Eine außerordentliche Kündigung mit notwendiger Auslauffrist eines ordentlich unkündbaren Arbeitsverhältnisses könne gerechtfertigt sein, wenn aufgrund der zu erwartenden Entgeltfortzahlungskosten ein gravierendes Missverhältnis zwischen Leistung und Gegenleistung besteht. Wann dies der Fall ist, hänge von den Voraussetzungen und der Ausgestaltung des dem Arbeitnehmer eingeräumten tariflichen Sonderkündigungsschutzes ab.
Unter Geltung einer tariflichen Regelung wie derjenigen in § 34 Abs. 1 S. 1 1 TV-L sei eine Äquivalenzstörung, die – vorbehaltlich einer umfassenden Interessenabwägung – einen wichtigen Grund zur außerordentlichen Kündigung mit notwendiger Auslauffrist bilden kann, anzunehmen, wenn damit zu rechnen ist, der Arbeitgeber werde für mehr als ein Drittel der jährlichen Arbeitstage Entgeltfortzahlung im Krankheitsfall leisten müssen.
In dieser Auslegung verstießen § 34 Abs. 2 S. 1 TV-L, § 626 Abs. 1 BGB in Bezug auf Fälle, in denen die häufigen Kurzerkrankungen auf eine Behinderung des Arbeitnehmers zurückzuführen sind, nicht gegen die Vorgaben der Richtlinie 2000/78/EG. Mit der Möglichkeit zur außerordentlichen Kündigung mit Auslauffrist im Fall einer gravierenden, den Kernbereich des Arbeitsverhältnisses betreffenden Äquivalenzstörung verfolgten die Tarifvertragsparteien und der nationale Gesetzgeber in verhältnismäßiger Weise ein rechtmäßiges Ziel im Sinne von Art.

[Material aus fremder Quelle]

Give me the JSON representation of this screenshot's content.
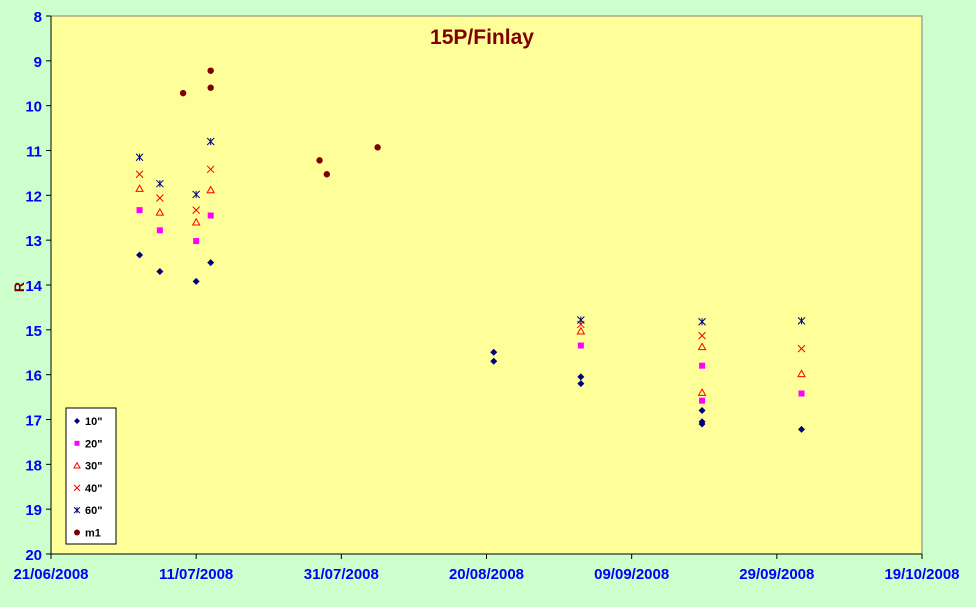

EWG RL 2078 Art. 2 Abs. 2 Buchst. b (i) der Richtlinie.
Fazit:
Die Entscheidung gibt eine Orientierung, ab wann nach der Rechtsprechung des BAG eine krankheitsbedingte Kündigung auch bei einem Arbeitnehmer möglich ist, der einem besonderen Kündigungsschutz unterliegt und ordentlich nicht kündbar ist.
Eine außerordentliche krankheitsbedingte Kündigung mit Auslauffrist ist im Übrigen insbesondere dann möglich, wenn der Arbeitnehmer krankheitsbedingt dauernd unfähig ist, seine vertraglich geschuldete Leistung zu erbringen. Hier ist das Arbeitsverhältnis als Austauschverhältnis durchgehend umfassend gestört. Weil aufgrund der Erkrankung des Arbeitnehmers auf nicht absehbare Zeit kein Leistungsaustausch mehr erfolgen wird, kann in der Regel ohne weiteres eine erhebliche Beeinträchtigung der betrieblichen Interessen angenommen werden.